Today’s surrender, at first, seemed so small, so insignificant, that I wasn’t going to write about it. But the relatively minor incident has stayed with me all afternoon and evening, returning to me again and again, until I spent time unpacking the experience, to see what was there for me.
I traveled with Greg to a community near Kansas City today, so that he can spend time with a cousin painting house interiors. We enjoyed a quick lunch together and then I headed back to Joplin, driving alone. The weather wasn’t the best, with rain that bordered on wintry mix up near KC, and low visibility, but I knew I was fine.
I declared the drive home an adventure and I felt total peace as I drove, listening to The Hobbit soundtrack on low volume, taking my time and using caution.

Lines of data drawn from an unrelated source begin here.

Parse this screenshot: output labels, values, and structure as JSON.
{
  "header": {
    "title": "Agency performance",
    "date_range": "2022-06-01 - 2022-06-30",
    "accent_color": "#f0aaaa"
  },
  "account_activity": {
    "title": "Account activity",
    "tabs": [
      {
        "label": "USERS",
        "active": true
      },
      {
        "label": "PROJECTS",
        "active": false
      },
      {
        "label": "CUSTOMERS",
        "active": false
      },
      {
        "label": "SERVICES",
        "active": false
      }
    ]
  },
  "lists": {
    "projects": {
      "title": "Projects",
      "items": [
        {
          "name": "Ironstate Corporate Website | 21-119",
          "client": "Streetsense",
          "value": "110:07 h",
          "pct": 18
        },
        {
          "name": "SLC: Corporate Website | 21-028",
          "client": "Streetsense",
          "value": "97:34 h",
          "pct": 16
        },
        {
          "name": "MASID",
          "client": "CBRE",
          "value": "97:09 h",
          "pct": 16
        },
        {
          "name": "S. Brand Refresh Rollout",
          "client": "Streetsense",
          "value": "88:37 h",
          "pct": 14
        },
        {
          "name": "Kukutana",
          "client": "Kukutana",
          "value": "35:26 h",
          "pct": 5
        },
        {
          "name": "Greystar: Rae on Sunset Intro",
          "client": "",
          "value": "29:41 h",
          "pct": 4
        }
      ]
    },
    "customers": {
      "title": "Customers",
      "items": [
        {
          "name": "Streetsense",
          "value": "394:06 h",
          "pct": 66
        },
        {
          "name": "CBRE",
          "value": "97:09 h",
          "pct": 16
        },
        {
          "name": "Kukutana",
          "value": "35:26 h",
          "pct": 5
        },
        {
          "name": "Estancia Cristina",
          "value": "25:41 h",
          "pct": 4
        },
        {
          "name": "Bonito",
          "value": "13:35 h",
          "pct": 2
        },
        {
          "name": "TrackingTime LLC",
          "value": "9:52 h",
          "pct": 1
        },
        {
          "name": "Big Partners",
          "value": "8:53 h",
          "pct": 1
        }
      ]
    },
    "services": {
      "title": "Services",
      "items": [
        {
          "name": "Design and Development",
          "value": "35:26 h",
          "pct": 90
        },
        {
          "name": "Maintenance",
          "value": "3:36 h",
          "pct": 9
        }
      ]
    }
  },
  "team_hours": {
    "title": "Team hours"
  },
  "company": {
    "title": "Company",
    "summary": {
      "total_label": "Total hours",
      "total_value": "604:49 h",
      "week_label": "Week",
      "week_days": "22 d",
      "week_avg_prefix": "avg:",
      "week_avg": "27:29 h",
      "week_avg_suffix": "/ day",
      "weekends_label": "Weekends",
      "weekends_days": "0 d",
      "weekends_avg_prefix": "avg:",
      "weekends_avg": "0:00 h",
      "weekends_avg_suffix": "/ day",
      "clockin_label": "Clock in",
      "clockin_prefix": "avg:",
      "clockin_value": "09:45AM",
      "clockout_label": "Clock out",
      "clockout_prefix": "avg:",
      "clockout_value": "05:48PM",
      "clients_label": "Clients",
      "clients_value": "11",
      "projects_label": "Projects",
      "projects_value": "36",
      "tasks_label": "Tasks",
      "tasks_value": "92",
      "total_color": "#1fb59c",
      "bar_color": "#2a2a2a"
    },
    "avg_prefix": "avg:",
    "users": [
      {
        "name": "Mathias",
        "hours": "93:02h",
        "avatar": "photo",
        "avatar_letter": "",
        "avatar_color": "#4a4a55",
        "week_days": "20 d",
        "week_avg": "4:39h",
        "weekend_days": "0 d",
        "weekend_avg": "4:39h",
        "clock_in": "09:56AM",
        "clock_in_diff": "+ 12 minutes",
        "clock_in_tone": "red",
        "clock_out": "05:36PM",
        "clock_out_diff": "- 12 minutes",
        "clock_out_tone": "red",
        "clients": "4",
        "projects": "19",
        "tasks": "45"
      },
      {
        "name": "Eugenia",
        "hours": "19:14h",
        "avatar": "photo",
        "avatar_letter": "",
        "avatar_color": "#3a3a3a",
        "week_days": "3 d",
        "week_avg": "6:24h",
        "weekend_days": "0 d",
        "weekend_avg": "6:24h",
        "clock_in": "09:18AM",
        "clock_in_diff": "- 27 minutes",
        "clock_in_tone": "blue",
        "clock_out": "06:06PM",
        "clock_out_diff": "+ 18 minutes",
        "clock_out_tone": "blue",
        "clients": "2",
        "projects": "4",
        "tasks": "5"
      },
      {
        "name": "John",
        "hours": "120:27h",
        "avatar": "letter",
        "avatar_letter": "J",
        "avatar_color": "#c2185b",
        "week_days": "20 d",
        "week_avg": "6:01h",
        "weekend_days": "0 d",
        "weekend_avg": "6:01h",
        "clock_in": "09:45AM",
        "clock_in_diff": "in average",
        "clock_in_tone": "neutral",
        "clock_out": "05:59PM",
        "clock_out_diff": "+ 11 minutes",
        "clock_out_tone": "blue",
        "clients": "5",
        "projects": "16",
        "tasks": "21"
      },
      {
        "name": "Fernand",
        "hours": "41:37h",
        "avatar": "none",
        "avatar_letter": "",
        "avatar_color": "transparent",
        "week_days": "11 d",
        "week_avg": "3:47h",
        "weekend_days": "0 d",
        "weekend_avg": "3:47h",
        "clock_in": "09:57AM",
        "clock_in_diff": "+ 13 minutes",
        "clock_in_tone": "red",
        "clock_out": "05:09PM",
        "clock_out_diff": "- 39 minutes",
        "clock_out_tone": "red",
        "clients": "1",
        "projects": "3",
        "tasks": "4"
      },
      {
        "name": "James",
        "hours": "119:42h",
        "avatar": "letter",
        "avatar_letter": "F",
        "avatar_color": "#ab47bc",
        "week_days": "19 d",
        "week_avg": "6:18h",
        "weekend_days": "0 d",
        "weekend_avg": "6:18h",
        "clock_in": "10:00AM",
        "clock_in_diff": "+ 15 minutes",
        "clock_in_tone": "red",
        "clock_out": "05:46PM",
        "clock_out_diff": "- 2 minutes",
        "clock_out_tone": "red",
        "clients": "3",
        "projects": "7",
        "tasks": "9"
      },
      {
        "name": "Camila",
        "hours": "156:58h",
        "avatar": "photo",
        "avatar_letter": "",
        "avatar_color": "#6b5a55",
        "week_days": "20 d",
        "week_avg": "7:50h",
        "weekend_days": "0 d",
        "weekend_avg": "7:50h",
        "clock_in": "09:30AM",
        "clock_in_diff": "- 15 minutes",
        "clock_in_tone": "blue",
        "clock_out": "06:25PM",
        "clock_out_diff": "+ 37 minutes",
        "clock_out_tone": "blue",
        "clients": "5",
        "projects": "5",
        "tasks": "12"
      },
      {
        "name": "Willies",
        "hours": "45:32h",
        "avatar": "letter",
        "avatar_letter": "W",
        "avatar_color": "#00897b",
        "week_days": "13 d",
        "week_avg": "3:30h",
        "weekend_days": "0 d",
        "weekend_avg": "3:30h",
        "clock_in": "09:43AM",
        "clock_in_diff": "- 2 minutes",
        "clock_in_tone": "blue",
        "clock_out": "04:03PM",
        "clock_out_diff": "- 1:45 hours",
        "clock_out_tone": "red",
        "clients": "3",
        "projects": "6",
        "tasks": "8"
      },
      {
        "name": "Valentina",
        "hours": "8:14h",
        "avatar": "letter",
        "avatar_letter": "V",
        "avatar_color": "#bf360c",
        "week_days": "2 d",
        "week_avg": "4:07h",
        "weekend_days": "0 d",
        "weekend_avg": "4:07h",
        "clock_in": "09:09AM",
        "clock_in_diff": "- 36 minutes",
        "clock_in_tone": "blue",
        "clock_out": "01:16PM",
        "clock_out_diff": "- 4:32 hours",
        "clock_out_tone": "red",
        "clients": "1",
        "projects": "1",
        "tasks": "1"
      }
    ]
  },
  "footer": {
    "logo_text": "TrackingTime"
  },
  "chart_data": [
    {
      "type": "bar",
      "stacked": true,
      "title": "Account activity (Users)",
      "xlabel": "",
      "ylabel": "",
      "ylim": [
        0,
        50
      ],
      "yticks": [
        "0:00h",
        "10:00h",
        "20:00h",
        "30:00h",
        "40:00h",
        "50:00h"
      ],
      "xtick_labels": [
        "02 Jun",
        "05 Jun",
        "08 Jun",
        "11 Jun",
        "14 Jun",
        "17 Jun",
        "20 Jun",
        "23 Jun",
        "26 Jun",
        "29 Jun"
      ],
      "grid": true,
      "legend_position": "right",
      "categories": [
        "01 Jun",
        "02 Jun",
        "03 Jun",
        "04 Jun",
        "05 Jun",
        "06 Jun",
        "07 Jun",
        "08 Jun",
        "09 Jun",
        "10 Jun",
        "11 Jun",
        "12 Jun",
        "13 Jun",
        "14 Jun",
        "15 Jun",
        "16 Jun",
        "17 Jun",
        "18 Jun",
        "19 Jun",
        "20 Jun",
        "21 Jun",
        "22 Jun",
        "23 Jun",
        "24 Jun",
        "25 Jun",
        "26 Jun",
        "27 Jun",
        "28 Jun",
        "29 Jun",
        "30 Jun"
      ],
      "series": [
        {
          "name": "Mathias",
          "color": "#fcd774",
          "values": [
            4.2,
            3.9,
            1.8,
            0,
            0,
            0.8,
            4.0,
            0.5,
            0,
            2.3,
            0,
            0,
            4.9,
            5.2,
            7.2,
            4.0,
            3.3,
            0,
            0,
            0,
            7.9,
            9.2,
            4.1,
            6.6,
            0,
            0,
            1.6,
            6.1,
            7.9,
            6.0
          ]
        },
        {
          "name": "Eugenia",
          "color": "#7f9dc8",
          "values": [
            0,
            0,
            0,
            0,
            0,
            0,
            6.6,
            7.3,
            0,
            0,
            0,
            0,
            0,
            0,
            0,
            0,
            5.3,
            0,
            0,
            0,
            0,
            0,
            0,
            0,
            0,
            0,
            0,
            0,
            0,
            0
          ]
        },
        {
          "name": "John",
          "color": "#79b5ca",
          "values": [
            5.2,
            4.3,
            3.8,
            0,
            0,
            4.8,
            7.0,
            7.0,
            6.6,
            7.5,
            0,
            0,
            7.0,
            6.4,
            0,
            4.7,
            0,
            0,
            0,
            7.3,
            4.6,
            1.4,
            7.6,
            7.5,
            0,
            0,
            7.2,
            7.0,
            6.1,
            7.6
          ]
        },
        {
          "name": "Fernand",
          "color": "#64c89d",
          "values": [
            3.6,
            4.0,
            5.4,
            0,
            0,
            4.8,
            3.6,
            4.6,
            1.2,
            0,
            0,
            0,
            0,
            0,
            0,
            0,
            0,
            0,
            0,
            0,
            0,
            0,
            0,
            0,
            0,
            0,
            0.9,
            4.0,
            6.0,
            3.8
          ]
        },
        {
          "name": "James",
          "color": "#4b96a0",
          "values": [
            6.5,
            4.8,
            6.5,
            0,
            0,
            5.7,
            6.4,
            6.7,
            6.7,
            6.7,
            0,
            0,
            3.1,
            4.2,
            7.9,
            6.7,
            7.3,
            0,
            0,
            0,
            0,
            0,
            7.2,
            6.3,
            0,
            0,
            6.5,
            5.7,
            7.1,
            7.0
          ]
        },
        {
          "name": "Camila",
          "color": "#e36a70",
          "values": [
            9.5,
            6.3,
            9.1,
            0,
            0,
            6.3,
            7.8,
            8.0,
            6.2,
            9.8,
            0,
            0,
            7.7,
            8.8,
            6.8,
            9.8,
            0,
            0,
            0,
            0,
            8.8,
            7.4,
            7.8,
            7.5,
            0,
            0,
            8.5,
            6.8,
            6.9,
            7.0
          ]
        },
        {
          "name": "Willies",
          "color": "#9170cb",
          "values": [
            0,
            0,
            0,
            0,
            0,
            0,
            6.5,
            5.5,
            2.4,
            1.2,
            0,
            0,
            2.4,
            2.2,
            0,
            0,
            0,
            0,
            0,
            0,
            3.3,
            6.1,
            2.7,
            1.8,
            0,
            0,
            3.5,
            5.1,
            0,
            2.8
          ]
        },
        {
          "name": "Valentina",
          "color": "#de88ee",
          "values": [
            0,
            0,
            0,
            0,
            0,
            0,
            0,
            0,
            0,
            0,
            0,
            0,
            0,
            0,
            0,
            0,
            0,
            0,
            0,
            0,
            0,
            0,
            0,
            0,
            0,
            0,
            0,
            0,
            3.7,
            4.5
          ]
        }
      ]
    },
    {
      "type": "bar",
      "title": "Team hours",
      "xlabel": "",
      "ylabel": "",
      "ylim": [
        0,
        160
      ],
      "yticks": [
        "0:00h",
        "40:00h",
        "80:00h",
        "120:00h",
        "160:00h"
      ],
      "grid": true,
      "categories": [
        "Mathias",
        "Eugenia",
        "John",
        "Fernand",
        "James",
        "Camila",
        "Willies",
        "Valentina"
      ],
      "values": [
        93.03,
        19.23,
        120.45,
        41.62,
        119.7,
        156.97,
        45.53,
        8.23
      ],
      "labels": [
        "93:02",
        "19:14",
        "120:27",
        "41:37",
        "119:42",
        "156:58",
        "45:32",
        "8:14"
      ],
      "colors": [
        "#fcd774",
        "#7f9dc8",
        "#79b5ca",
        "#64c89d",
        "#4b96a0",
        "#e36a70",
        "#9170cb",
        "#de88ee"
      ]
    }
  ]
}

The temperature grew warmer as I drove south and the rain became intermittent and then stopped completely as I reached Ft. Scott, KS. I had an hour to go and I felt the exhilaration that comes from entering the homestretch.
And then I had a funny thing happen. I was still driving with my iPhone’s map feature on, which includes GPS and Siri’s delightful voice giving me instructions. Even though I was back in familiar territory as I approached Pittsburg, I had left the GPS on because I like the heads up warnings about upcoming turns and the handy little ETA feature.
Suddenly Siri told me to turn left as I approached an intersection. I knew that wasn’t right. I should go straight, and circle around Pittsburg, before turning east toward Joplin. Siri insisted left and I had to make a decision…go the way I thought…or trust what I was told and go a different route.
I’m not that familiar with the back roads around Pittsburg. I was currently traveling on a major highway. Straight ahead or left? The known or unknown?
I chose to turn left and go toward the unknown. After all, I am surrendering to the flow of life. I’m open to new experiences. How much more guidance can I ask for than a voice audibly telling me “Turn left”? I traveled down narrow two lane back roads. I saw farms and fields. And very few cars. I knew I was heading in the right general direction. I trusted.
And yet…I wondered where I was. I wondered why Siri thought this was the best route to take. I wondered if I had mistakenly entered the wrong destination into my phone’s map. I kept going. I kept relaxing and bringing myself back into trust, and into the flow.
In 15 minutes I turned left again and knew exactly where I was. I had completely bypassed Pittsburg. I was a few miles from the Missouri state line. Thirty minutes later, I was home.
As I further explored that amusing experience I had these thoughts:
* This is what being in the flow is all about…heading into the unknown with trust that I will be taken exactly where I need to go.
* I make the decision whether I will heed the guidance I am given, or retain a semblance of control.
* Adventures often happen off the beaten path. Life lessons certainly do.
* I don’t have to know the whys, as I surrender to the flow. I’m still not sure why Siri diverted me off of the main route. I’ll never know. I may have avoided an accident. The way Siri took me may have been faster.
* Life offered me a chance to walk my talk. I want to be faithful, even in the seemingly small matters.
I’m grateful for the experience of not knowing where I was or where I would end up…and for trusting that as I surrendered, all would be well. I’m glad I turned left.